Two Ponds Farm has a new vintage item available; apothecary glasses. These are graduated glasses/beakers that would have originally been used by hospitals or biology or chemistry laboratories. They work well as drinking glasses, beer glasses or a vase! I am not sure how old they are but they were manufactured by the Mercer Glass Works Company in New York City which at the time was based at 17 W 17th street (see current picture from Google maps below). They are still in their original boxes, likely never used! They are solid at almost 1 pound each and measure approximately 7.25 inches high by 3.5 inches in diameter at the top and 3 inches in diameter at the base. Please visit my shop at www.twopondsfarm.etsy.com or contact me for more information. Thanks!
Thank you for visiting my new website. The purpose of this site is to share more information about my online Etsy store (www.twopondsfarm.etsy.com) and the products I sell. I started a new Etsy store just before Thanksgiving 2016. I am focusing on all natural items that are sourced from our land in central Wisconsin. Currently I have a wide variety of pine cones for decorative or crafting needs. I am beginning to make pine cone wreaths and will hopefully add more pine cone crafts in the future. I am also focusing on white birch products. We have made a variety of beautiful wooden tea light and votive holders. We also sell white birch logs that are great for fireplace decor. I am also hoping to expand into more vintage items as well as dried flowers and herbs that I will grow at our farm this summer.
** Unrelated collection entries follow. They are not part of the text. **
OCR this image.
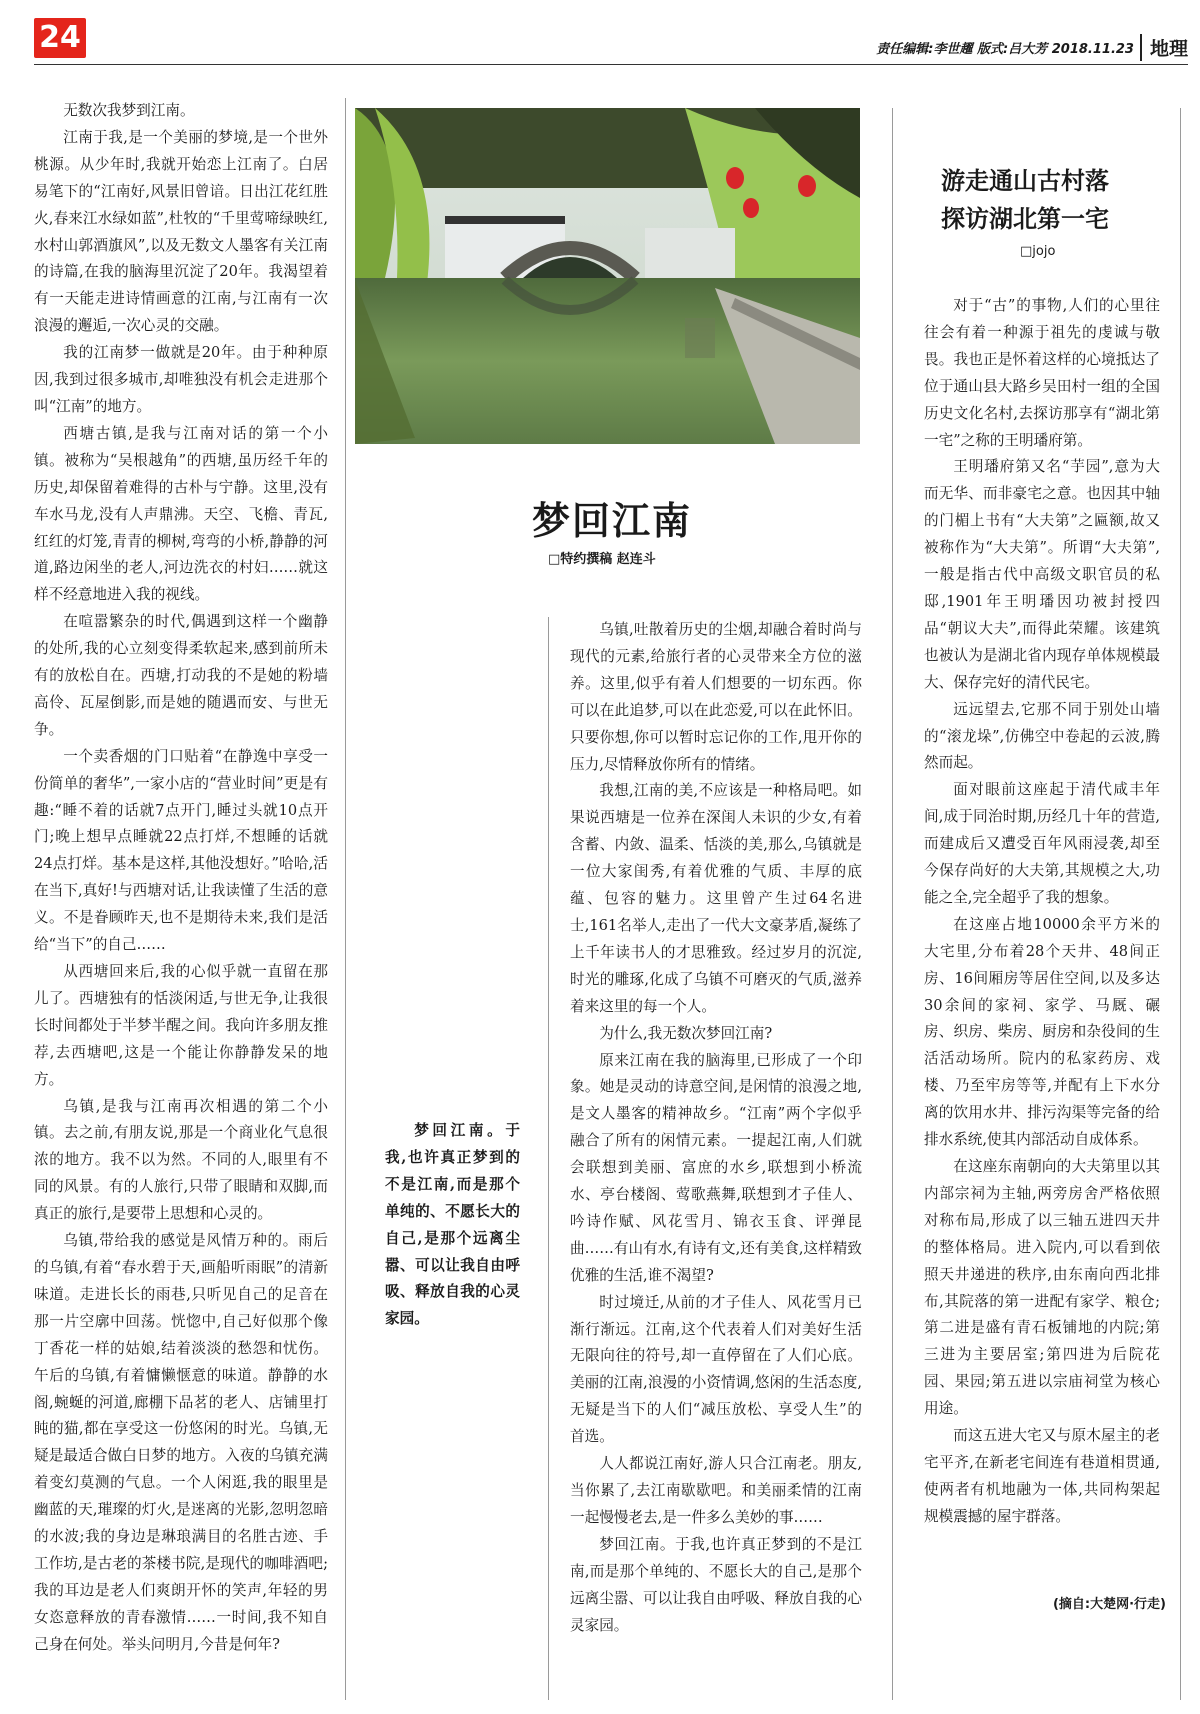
24	责任编辑:李世趯 版式:吕大芳 2018.11.23 地理

无数次我梦到江南。

江南于我,是一个美丽的梦境,是一个世外桃源。从少年时,我就开始恋上江南了。白居易笔下的“江南好,风景旧曾谙。日出江花红胜火,春来江水绿如蓝”,杜牧的“千里莺啼绿映红,水村山郭酒旗风”,以及无数文人墨客有关江南的诗篇,在我的脑海里沉淀了20年。我渴望着有一天能走进诗情画意的江南,与江南有一次浪漫的邂逅,一次心灵的交融。

我的江南梦一做就是20年。由于种种原因,我到过很多城市,却唯独没有机会走进那个叫“江南”的地方。

西塘古镇,是我与江南对话的第一个小镇。被称为“吴根越角”的西塘,虽历经千年的历史,却保留着难得的古朴与宁静。这里,没有车水马龙,没有人声鼎沸。天空、飞檐、青瓦,红红的灯笼,青青的柳树,弯弯的小桥,静静的河道,路边闲坐的老人,河边洗衣的村妇……就这样不经意地进入我的视线。

在喧嚣繁杂的时代,偶遇到这样一个幽静的处所,我的心立刻变得柔软起来,感到前所未有的放松自在。西塘,打动我的不是她的粉墙高伶、瓦屋倒影,而是她的随遇而安、与世无争。

一个卖香烟的门口贴着“在静逸中享受一份简单的奢华”,一家小店的“营业时间”更是有趣:“睡不着的话就7点开门,睡过头就10点开门;晚上想早点睡就22点打烊,不想睡的话就24点打烊。基本是这样,其他没想好。”哈哈,活在当下,真好!与西塘对话,让我读懂了生活的意义。不是眷顾昨天,也不是期待未来,我们是活给“当下”的自己……

从西塘回来后,我的心似乎就一直留在那儿了。西塘独有的恬淡闲适,与世无争,让我很长时间都处于半梦半醒之间。我向许多朋友推荐,去西塘吧,这是一个能让你静静发呆的地方。

乌镇,是我与江南再次相遇的第二个小镇。去之前,有朋友说,那是一个商业化气息很浓的地方。我不以为然。不同的人,眼里有不同的风景。有的人旅行,只带了眼睛和双脚,而真正的旅行,是要带上思想和心灵的。

乌镇,带给我的感觉是风情万种的。雨后的乌镇,有着“春水碧于天,画船听雨眠”的清新味道。走进长长的雨巷,只听见自己的足音在那一片空廓中回荡。恍惚中,自己好似那个像丁香花一样的姑娘,结着淡淡的愁怨和忧伤。午后的乌镇,有着慵懒惬意的味道。静静的水阁,蜿蜒的河道,廊棚下品茗的老人、店铺里打盹的猫,都在享受这一份悠闲的时光。乌镇,无疑是最适合做白日梦的地方。入夜的乌镇充满着变幻莫测的气息。一个人闲逛,我的眼里是幽蓝的天,璀璨的灯火,是迷离的光影,忽明忽暗的水波;我的身边是琳琅满目的名胜古迹、手工作坊,是古老的茶楼书院,是现代的咖啡酒吧;我的耳边是老人们爽朗开怀的笑声,年轻的男女恣意释放的青春激情……一时间,我不知自己身在何处。举头问明月,今昔是何年?

梦回江南
□特约撰稿 赵连斗
梦回江南。于我,也许真正梦到的不是江南,而是那个单纯的、不愿长大的自己,是那个远离尘嚣、可以让我自由呼吸、释放自我的心灵家园。

乌镇,吐散着历史的尘烟,却融合着时尚与现代的元素,给旅行者的心灵带来全方位的滋养。这里,似乎有着人们想要的一切东西。你可以在此追梦,可以在此恋爱,可以在此怀旧。只要你想,你可以暂时忘记你的工作,甩开你的压力,尽情释放你所有的情绪。

我想,江南的美,不应该是一种格局吧。如果说西塘是一位养在深闺人未识的少女,有着含蓄、内敛、温柔、恬淡的美,那么,乌镇就是一位大家闺秀,有着优雅的气质、丰厚的底蕴、包容的魅力。这里曾产生过64名进士,161名举人,走出了一代大文豪茅盾,凝练了上千年读书人的才思雅致。经过岁月的沉淀,时光的雕琢,化成了乌镇不可磨灭的气质,滋养着来这里的每一个人。

为什么,我无数次梦回江南?

原来江南在我的脑海里,已形成了一个印象。她是灵动的诗意空间,是闲情的浪漫之地,是文人墨客的精神故乡。“江南”两个字似乎融合了所有的闲情元素。一提起江南,人们就会联想到美丽、富庶的水乡,联想到小桥流水、亭台楼阁、莺歌燕舞,联想到才子佳人、吟诗作赋、风花雪月、锦衣玉食、评弹昆曲……有山有水,有诗有文,还有美食,这样精致优雅的生活,谁不渴望?

时过境迁,从前的才子佳人、风花雪月已渐行渐远。江南,这个代表着人们对美好生活无限向往的符号,却一直停留在了人们心底。美丽的江南,浪漫的小资情调,悠闲的生活态度,无疑是当下的人们“减压放松、享受人生”的首选。

人人都说江南好,游人只合江南老。朋友,当你累了,去江南歇歇吧。和美丽柔情的江南一起慢慢老去,是一件多么美妙的事……

梦回江南。于我,也许真正梦到的不是江南,而是那个单纯的、不愿长大的自己,是那个远离尘嚣、可以让我自由呼吸、释放自我的心灵家园。

游走通山古村落
探访湖北第一宅
□jojo

对于“古”的事物,人们的心里往往会有着一种源于祖先的虔诚与敬畏。我也正是怀着这样的心境抵达了位于通山县大路乡吴田村一组的全国历史文化名村,去探访那享有“湖北第一宅”之称的王明璠府第。

王明璠府第又名“芋园”,意为大而无华、而非豪宅之意。也因其中轴的门楣上书有“大夫第”之匾额,故又被称作为“大夫第”。所谓“大夫第”,一般是指古代中高级文职官员的私邸,1901年王明璠因功被封授四品“朝议大夫”,而得此荣耀。该建筑也被认为是湖北省内现存单体规模最大、保存完好的清代民宅。

远远望去,它那不同于别处山墙的“滚龙垛”,仿佛空中卷起的云波,腾然而起。

面对眼前这座起于清代咸丰年间,成于同治时期,历经几十年的营造,而建成后又遭受百年风雨浸袭,却至今保存尚好的大夫第,其规模之大,功能之全,完全超乎了我的想象。

在这座占地10000余平方米的大宅里,分布着28个天井、48间正房、16间厢房等居住空间,以及多达30余间的家祠、家学、马厩、碾房、织房、柴房、厨房和杂役间的生活活动场所。院内的私家药房、戏楼、乃至牢房等等,并配有上下水分离的饮用水井、排污沟渠等完备的给排水系统,使其内部活动自成体系。

在这座东南朝向的大夫第里以其内部宗祠为主轴,两旁房舍严格依照对称布局,形成了以三轴五进四天井的整体格局。进入院内,可以看到依照天井递进的秩序,由东南向西北排布,其院落的第一进配有家学、粮仓;第二进是盛有青石板铺地的内院;第三进为主要居室;第四进为后院花园、果园;第五进以宗庙祠堂为核心用途。

而这五进大宅又与原木屋主的老宅平齐,在新老宅间连有巷道相贯通,使两者有机地融为一体,共同构架起规模震撼的屋宇群落。

(摘自:大楚网·行走)
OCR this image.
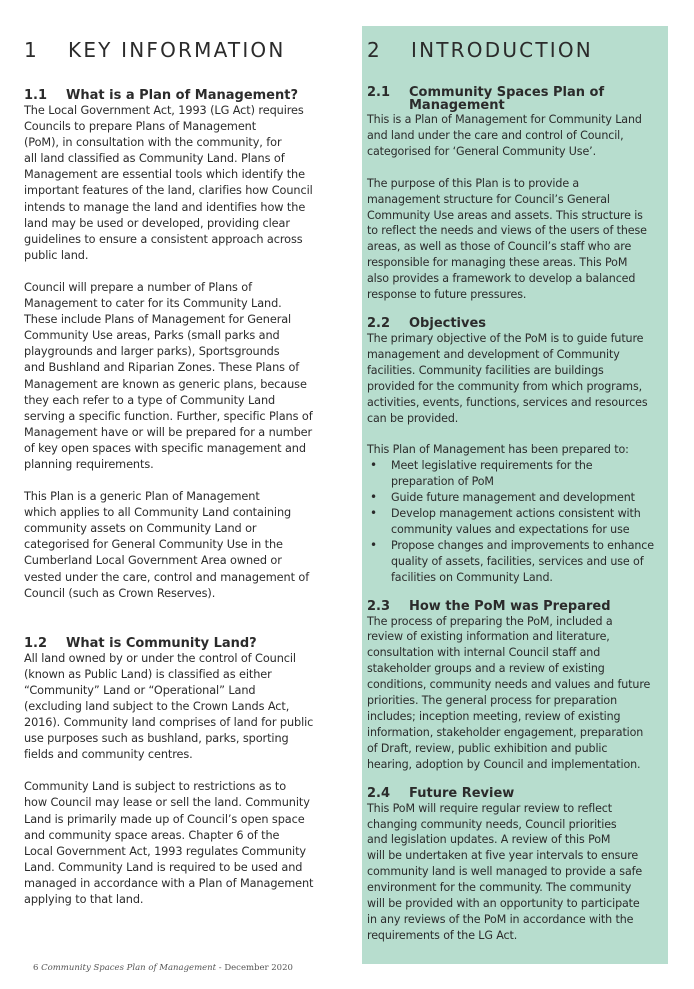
1	KEY INFORMATION
1.1	What is a Plan of Management?
The Local Government Act, 1993 (LG Act) requires
Councils to prepare Plans of Management
(PoM), in consultation with the community, for
all land classified as Community Land. Plans of
Management are essential tools which identify the
important features of the land, clarifies how Council
intends to manage the land and identifies how the
land may be used or developed, providing clear
guidelines to ensure a consistent approach across
public land.
Council will prepare a number of Plans of
Management to cater for its Community Land.
These include Plans of Management for General
Community Use areas, Parks (small parks and
playgrounds and larger parks), Sportsgrounds
and Bushland and Riparian Zones. These Plans of
Management are known as generic plans, because
they each refer to a type of Community Land
serving a specific function. Further, specific Plans of
Management have or will be prepared for a number
of key open spaces with specific management and
planning requirements.
This Plan is a generic Plan of Management
which applies to all Community Land containing
community assets on Community Land or
categorised for General Community Use in the
Cumberland Local Government Area owned or
vested under the care, control and management of
Council (such as Crown Reserves).
1.2	What is Community Land?
All land owned by or under the control of Council
(known as Public Land) is classified as either
“Community” Land or “Operational” Land
(excluding land subject to the Crown Lands Act,
2016). Community land comprises of land for public
use purposes such as bushland, parks, sporting
fields and community centres.
Community Land is subject to restrictions as to
how Council may lease or sell the land. Community
Land is primarily made up of Council’s open space
and community space areas. Chapter 6 of the
Local Government Act, 1993 regulates Community
Land. Community Land is required to be used and
managed in accordance with a Plan of Management
applying to that land.
2	INTRODUCTION
2.1 Community Spaces Plan of
Management
This is a Plan of Management for Community Land
and land under the care and control of Council,
categorised for ‘General Community Use’.
The purpose of this Plan is to provide a
management structure for Council’s General
Community Use areas and assets. This structure is
to reflect the needs and views of the users of these
areas, as well as those of Council’s staff who are
responsible for managing these areas. This PoM
also provides a framework to develop a balanced
response to future pressures.
2.2	Objectives
The primary objective of the PoM is to guide future
management and development of Community
facilities. Community facilities are buildings
provided for the community from which programs,
activities, events, functions, services and resources
can be provided.
This Plan of Management has been prepared to:
• Meet legislative requirements for the
preparation of PoM
• Guide future management and development
• Develop management actions consistent with
community values and expectations for use
• Propose changes and improvements to enhance
quality of assets, facilities, services and use of
facilities on Community Land.
2.3	How the PoM was Prepared
The process of preparing the PoM, included a
review of existing information and literature,
consultation with internal Council staff and
stakeholder groups and a review of existing
conditions, community needs and values and future
priorities. The general process for preparation
includes; inception meeting, review of existing
information, stakeholder engagement, preparation
of Draft, review, public exhibition and public
hearing, adoption by Council and implementation.
2.4	Future Review
This PoM will require regular review to reflect
changing community needs, Council priorities
and legislation updates. A review of this PoM
will be undertaken at five year intervals to ensure
community land is well managed to provide a safe
environment for the community. The community
will be provided with an opportunity to participate
in any reviews of the PoM in accordance with the
requirements of the LG Act.
6 Community Spaces Plan of Management - December 2020
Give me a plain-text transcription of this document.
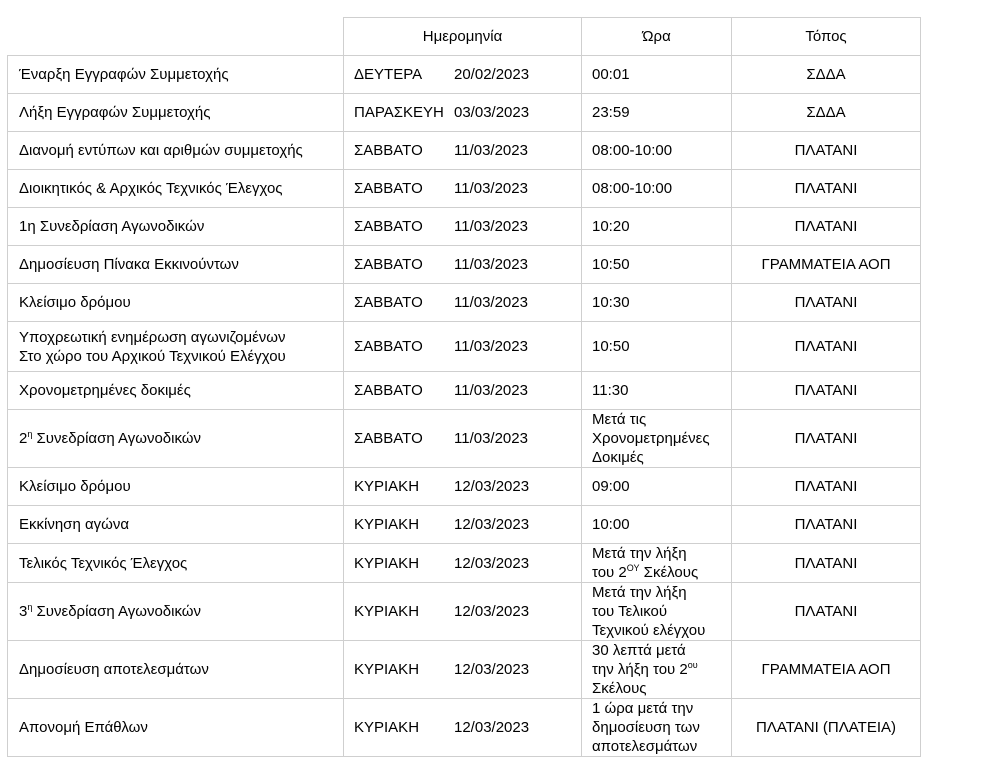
	Ημερομηνία	Ώρα	Τόπος
Έναρξη Εγγραφών Συμμετοχής	ΔΕΥΤΕΡΑ 20/02/2023	00:01	ΣΔΔΑ
Λήξη Εγγραφών Συμμετοχής	ΠΑΡΑΣΚΕΥΗ 03/03/2023	23:59	ΣΔΔΑ
Διανομή εντύπων και αριθμών συμμετοχής	ΣΑΒΒΑΤΟ 11/03/2023	08:00-10:00	ΠΛΑΤΑΝΙ
Διοικητικός & Αρχικός Τεχνικός Έλεγχος	ΣΑΒΒΑΤΟ 11/03/2023	08:00-10:00	ΠΛΑΤΑΝΙ
1η Συνεδρίαση Αγωνοδικών	ΣΑΒΒΑΤΟ 11/03/2023	10:20	ΠΛΑΤΑΝΙ
Δημοσίευση Πίνακα Εκκινούντων	ΣΑΒΒΑΤΟ 11/03/2023	10:50	ΓΡΑΜΜΑΤΕΙΑ ΑΟΠ
Κλείσιμο δρόμου	ΣΑΒΒΑΤΟ 11/03/2023	10:30	ΠΛΑΤΑΝΙ
Υποχρεωτική ενημέρωση αγωνιζομένων
Στο χώρο του Αρχικού Τεχνικού Ελέγχου	ΣΑΒΒΑΤΟ 11/03/2023	10:50	ΠΛΑΤΑΝΙ
Χρονομετρημένες δοκιμές	ΣΑΒΒΑΤΟ 11/03/2023	11:30	ΠΛΑΤΑΝΙ
$2^\eta$ Συνεδρίαση Αγωνοδικών	ΣΑΒΒΑΤΟ 11/03/2023	Μετά τις
Χρονομετρημένες
Δοκιμές	ΠΛΑΤΑΝΙ
Κλείσιμο δρόμου	ΚΥΡΙΑΚΗ 12/03/2023	09:00	ΠΛΑΤΑΝΙ
Εκκίνηση αγώνα	ΚΥΡΙΑΚΗ 12/03/2023	10:00	ΠΛΑΤΑΝΙ
Τελικός Τεχνικός Έλεγχος	ΚΥΡΙΑΚΗ 12/03/2023	Μετά την λήξη
του $2^{O\Upsilon}$ Σκέλους	ΠΛΑΤΑΝΙ
$3^\eta$ Συνεδρίαση Αγωνοδικών	ΚΥΡΙΑΚΗ 12/03/2023	Μετά την λήξη
του Τελικού
Τεχνικού ελέγχου	ΠΛΑΤΑΝΙ
Δημοσίευση αποτελεσμάτων	ΚΥΡΙΑΚΗ 12/03/2023	30 λεπτά μετά
την λήξη του $2^{o\upsilon}$
Σκέλους	ΓΡΑΜΜΑΤΕΙΑ ΑΟΠ
Απονομή Επάθλων	ΚΥΡΙΑΚΗ 12/03/2023	1 ώρα μετά την
δημοσίευση των
αποτελεσμάτων	ΠΛΑΤΑΝΙ (ΠΛΑΤΕΙΑ)
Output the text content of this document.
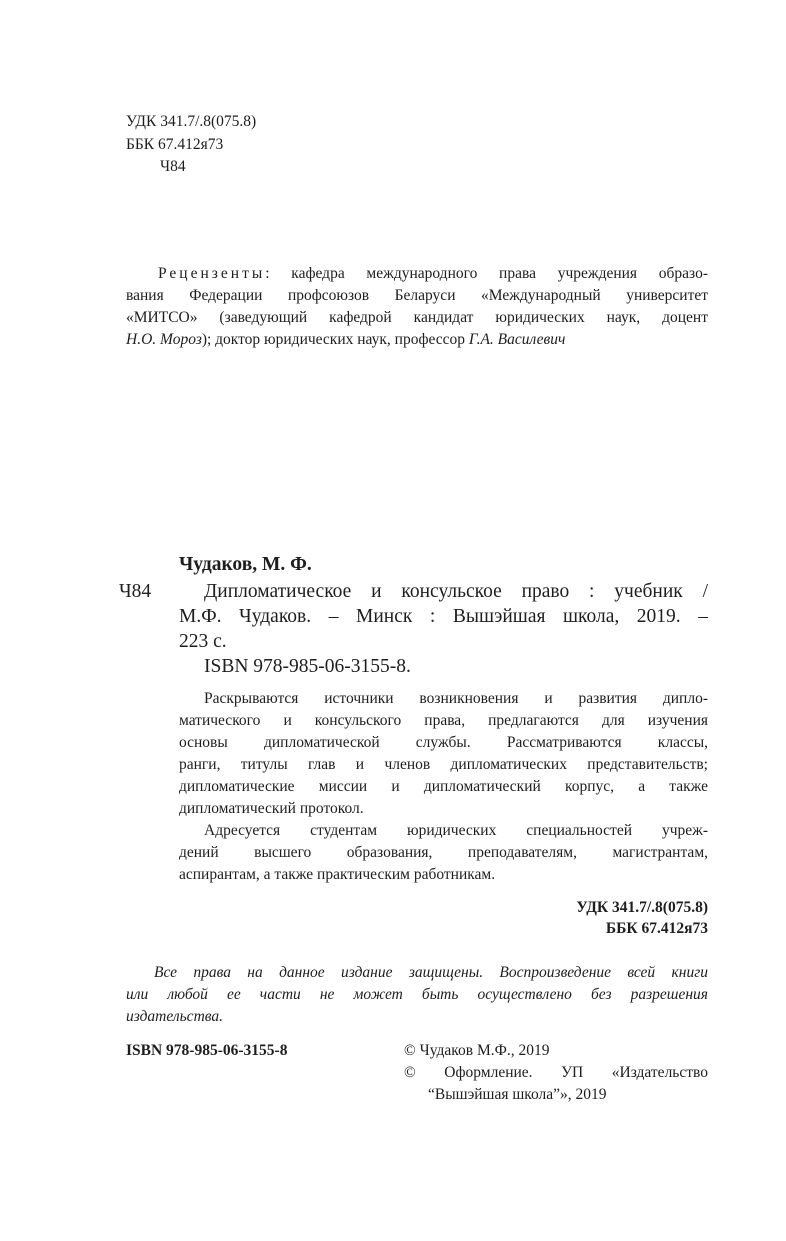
УДК 341.7/.8(075.8)
ББК 67.412я73
Ч84
Рецензенты: кафедра международного права учреждения образо-
вания Федерации профсоюзов Беларуси «Международный университет
«МИТСО» (заведующий кафедрой кандидат юридических наук, доцент
Н.О. Мороз); доктор юридических наук, профессор Г.А. Василевич
Чудаков, М. Ф.
Ч84	Дипломатическое и консульское право : учебник /
М.Ф. Чудаков. – Минск : Вышэйшая школа, 2019. –
223 с.
ISBN 978-985-06-3155-8.
Раскрываются источники возникновения и развития дипло-
матического и консульского права, предлагаются для изучения
основы дипломатической службы. Рассматриваются классы,
ранги, титулы глав и членов дипломатических представительств;
дипломатические миссии и дипломатический корпус, а также
дипломатический протокол.
Адресуется студентам юридических специальностей учреж-
дений высшего образования, преподавателям, магистрантам,
аспирантам, а также практическим работникам.
УДК 341.7/.8(075.8)
ББК 67.412я73
Все права на данное издание защищены. Воспроизведение всей книги
или любой ее части не может быть осуществлено без разрешения
издательства.
ISBN 978-985-06-3155-8	© Чудаков М.Ф., 2019
© Оформление. УП «Издательство
“Вышэйшая школа”», 2019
My family and I recently moved from the New York City area to small town Wisconsin. Our move, this website and blog, and our Etsy store is the result of our desire over the past several years to simplify our lives, increase our quality of life, reconnect with nature, and enjoy a more self-sufficient life. I grew up as a country kid in central PA working on my grandfather's fruit farm and as a corn "de-tassler". My background is in biology where my love of nature originated. I used to work as a research scientist and professor and have now transitioned to a part-time stay-at-home mom, self-employed tutor, and small business owner. Thank you for taking the time to check out my site.